Properties | |
---|---|
authors | Richard S. Sutton, Andrew G. Barton |
year | 2018 |
16 Applications and Case Studies¶
16.5 Human-level Video Game Play¶
DQN's Network architecture: Conv2d + RELU blocks for feature extraction and linear layers for output.
Equation 16.3: DQN Semi-Gradient update rule
\[
\mathbf{w}_{t+1} = \mathbf{w}_{t} + \alpha \left[ R_{t+1} + \gamma \max_{a} \hat{q}(S_{t+1}, a; \mathbf{w}_{t}) - \hat{q}(S_t, A_t; \mathbf{w}_{t}) \right] \nabla \hat{q}(S_t, A_t; \mathbf{w}_{t})
\]
What are the three modifications to Q-learning that make DQN?
- Experience Replay: Useful to use data better and remove the dependence of successive experiences on the current weights.
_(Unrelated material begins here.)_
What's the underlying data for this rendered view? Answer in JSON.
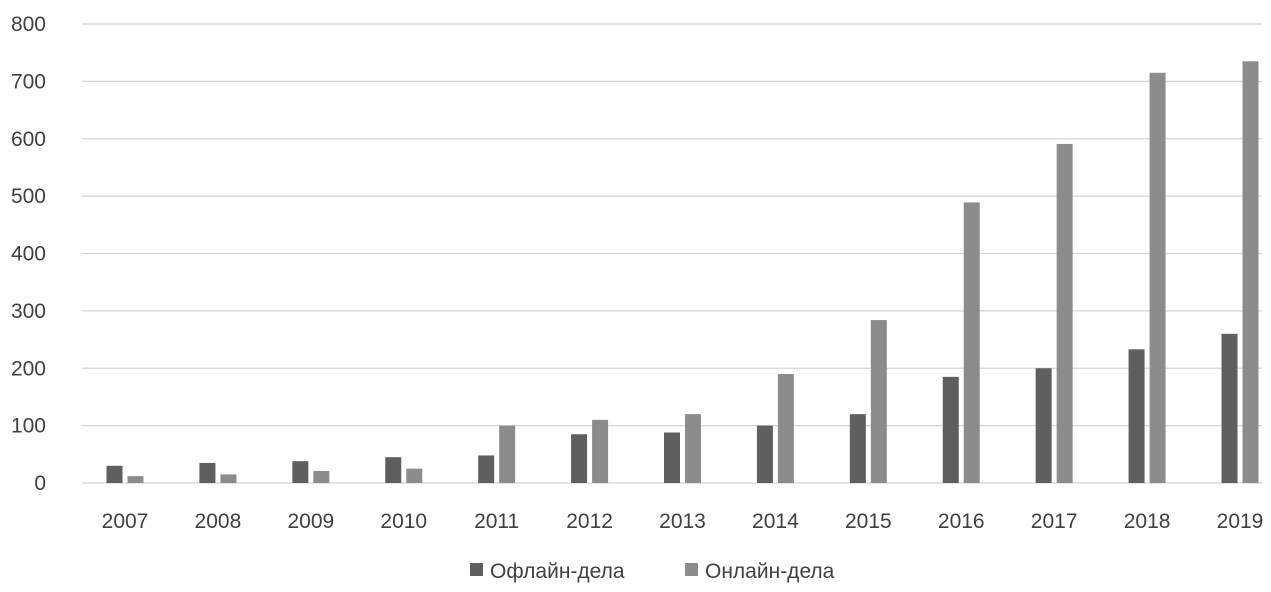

- "Double Q-learning": Keep a copy of the network at the previous step to provide targets to avoid divergence and oscillations.
- Clip the error term \(R_{t+1} + \gamma \max_{a} q(S_{t+1}, a; \mathbf{w}_{t}) - q(S_t, A_t; \mathbf{w}_{t})\) to \([-1, 1]\) to improve stability.